The company just raised $50m in equity and debt in an initial seed funding round.
Most of founders know each other from university: the Floreas and Gruell attended Frankfurt's Goethe University at the same time six years ago; Hoffmann studied at the London School of Economics. All appear to have been the sorts of hyper-gifted students who get graduate jobs in banking.
They also seem to have been the kinds of top-ranked banking analysts who move speedily into private equity. - After a few years in banking, Stefan Florea spent a year at Hg in London investing in tech start-ups; Gruell spent seven months on Blackstone's investment team; Martin Florea set up his own investment company and a private equity recruitment website.

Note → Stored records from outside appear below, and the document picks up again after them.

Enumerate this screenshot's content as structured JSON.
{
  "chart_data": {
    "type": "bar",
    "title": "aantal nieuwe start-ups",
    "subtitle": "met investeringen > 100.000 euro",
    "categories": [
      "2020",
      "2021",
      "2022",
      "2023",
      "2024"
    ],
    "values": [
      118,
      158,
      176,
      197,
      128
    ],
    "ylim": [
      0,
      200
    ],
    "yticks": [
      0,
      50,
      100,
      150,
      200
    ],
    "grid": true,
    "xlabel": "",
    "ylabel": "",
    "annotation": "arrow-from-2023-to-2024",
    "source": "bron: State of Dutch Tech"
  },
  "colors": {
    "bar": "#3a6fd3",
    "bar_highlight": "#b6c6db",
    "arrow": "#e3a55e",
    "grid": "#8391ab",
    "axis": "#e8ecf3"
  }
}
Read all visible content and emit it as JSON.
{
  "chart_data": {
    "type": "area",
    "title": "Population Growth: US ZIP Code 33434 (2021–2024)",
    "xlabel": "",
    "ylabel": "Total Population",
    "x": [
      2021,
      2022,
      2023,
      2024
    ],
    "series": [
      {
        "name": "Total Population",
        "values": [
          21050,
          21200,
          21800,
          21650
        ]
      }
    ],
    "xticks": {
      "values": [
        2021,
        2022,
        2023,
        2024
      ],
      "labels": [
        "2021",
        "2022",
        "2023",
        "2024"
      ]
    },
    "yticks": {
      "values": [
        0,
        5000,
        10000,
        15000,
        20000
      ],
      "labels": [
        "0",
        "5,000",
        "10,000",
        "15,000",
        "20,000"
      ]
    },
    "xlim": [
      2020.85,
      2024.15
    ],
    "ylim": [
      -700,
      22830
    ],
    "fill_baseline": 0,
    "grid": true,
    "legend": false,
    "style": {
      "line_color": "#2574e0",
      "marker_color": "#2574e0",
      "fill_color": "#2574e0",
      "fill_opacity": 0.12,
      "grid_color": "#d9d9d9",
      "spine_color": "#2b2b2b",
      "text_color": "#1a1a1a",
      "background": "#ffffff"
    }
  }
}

Another co-founder, Miguel Oehling, spent three years working for Rocket Internet in Germany.
The founders say they chose Mexico for their venture because of a shared, "huge passion for Latin America and the entrepreneurial spirit of the region." It also helps that Latin America was one of the fastest growing e-commerce markets in 2020, is still highly fragmented, and is "at an inflection point of exponential growth."
TechCrunch notes that Thrasio, a rival company consolidating third party sellers on Amazon, just raised $750m in funding and could be valued at between $3bn and $4bn as a result. Thrasio is already doing some heavy hiring. Valoreo is recruiting too, although it currently appears more interested in hiring people with e-commerce than banking experience - possibly because it already has plenty of ex-bankers on the team already.